I came across some stuff about limits the other day, and don't know where exactly, but just did a search of the net for a second and found this above, from here : http://www.delorie.com/gnu/docs/sed/sed_31.html

I'm no sed expert either by far, and Tinkster knows much more than I about it, AND I am aware that the "Last Updated" date at the page I linked above is 2003, but 2003 is also the only date I see on my sed man page in my machine too. FInally, there are other pages (maybe more recent, maybe less recent) which do NOT say the same as quoted above.. My guess based on this all, is that it is *possible* for *something* to be limiting at least the buffer space, if not the line length which seems to be unlimited according to everywhere.

Sasha

jschiwal · 01-13-2010, 05:31 PM

An 8k file should not cause a problem.
I don't see why you need to store the entire file in the Hold register. Why not let sed apply the rule to each line. The substitution command should be enough. Is it because you only want the first match to be substituted?

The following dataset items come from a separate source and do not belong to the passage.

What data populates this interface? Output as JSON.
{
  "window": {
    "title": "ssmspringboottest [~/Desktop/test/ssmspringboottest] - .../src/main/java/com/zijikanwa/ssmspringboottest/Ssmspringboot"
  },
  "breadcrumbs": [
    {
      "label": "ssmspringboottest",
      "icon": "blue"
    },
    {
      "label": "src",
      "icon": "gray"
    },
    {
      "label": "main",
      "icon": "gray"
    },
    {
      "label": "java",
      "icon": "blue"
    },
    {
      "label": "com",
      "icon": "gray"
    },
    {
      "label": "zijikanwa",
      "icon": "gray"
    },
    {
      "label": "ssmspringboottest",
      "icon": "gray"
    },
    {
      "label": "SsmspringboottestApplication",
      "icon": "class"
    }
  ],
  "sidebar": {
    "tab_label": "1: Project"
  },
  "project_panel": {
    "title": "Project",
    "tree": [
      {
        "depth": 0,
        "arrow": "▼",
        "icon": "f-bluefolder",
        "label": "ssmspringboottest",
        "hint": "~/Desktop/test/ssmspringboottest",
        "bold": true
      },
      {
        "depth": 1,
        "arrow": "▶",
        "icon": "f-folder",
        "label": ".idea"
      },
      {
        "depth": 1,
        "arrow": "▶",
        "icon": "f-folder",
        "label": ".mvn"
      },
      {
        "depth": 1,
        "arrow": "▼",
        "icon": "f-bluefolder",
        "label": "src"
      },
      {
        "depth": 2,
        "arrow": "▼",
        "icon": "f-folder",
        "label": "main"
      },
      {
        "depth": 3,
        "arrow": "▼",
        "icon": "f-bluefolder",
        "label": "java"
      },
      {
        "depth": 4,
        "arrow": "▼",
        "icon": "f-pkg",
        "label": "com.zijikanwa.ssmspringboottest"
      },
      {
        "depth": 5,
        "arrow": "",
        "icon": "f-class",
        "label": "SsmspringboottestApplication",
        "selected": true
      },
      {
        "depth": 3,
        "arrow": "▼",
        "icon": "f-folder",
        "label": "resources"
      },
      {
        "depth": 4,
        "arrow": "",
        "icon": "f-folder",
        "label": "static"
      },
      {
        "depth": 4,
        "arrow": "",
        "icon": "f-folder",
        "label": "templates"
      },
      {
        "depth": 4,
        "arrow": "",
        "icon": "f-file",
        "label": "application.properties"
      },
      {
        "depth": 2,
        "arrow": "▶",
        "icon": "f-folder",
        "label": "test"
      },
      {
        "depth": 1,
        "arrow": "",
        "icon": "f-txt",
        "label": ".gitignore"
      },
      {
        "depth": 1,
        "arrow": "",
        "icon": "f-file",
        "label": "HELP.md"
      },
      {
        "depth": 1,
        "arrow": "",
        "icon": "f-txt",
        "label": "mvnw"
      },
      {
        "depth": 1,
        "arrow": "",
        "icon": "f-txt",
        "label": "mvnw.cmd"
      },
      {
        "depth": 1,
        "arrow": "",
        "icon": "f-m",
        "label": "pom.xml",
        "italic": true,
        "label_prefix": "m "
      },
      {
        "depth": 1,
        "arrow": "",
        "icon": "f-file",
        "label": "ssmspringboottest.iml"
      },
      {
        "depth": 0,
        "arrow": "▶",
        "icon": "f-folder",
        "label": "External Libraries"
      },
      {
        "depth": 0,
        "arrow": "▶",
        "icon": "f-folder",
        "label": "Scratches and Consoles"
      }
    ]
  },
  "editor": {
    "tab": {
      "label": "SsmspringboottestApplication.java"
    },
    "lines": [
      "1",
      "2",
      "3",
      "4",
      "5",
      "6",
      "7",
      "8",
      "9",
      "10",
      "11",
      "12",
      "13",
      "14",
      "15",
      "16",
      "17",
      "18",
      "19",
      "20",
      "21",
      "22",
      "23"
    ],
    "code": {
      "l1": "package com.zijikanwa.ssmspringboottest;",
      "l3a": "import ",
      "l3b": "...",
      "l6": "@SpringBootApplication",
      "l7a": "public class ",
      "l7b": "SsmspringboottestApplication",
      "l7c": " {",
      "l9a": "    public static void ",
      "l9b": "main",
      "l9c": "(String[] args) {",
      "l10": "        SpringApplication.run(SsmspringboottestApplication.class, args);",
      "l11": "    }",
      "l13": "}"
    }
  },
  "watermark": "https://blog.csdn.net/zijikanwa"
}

syg00 · 01-13-2010, 05:40 PM

Sed doesn't deal with newlines - it's a stream editor. The OP indicated there could be (possibly multiple) newlines in the test field.
If there is the the possibility of multiple consecutive newlines, then that even rules out the next option - awk with the RS set to null.
Maybe just translate the newlines to some other known unused character, do a normal sed substitution on the data, then set the newlines back.

NvrBst · 01-13-2010, 05:42 PM

Quote:

Originally Posted by jschiwal

An 8k file should not cause a problem.
I don't see why you need to store the entire file in the Hold register. Why not let sed apply the rule to each line. The substitution command should be enough. Is it because you only want the first match to be substituted?

Aye, I only want the 2nd match to be substituted (and there are newlines between them). So I couldn't figure out how to do a line by line thing (if it processed the file in reverse i'd be able to get it working I think).

However, I'm very sorry I have found my problem. Tinkster was correct, it had to do with data not the buffer size. Somehow all the tabs got converted to spaces somewhere along the way with the 1kb file and the regular expression I was using "$0x23F00000[^~]*$ 0x2[137]F00000" matched the spaces, but it didn't match the tabs (I thought " " matched any blank space? hehe).

When I converted it to "$0x23F00000[^~]*$\t0x2[137]F00000" it then worked for the original 8kb file. Sorry for the inconvenience

syg00 · 01-13-2010, 05:56 PM

Use [[:space:]] in future - I didn't even see that space character.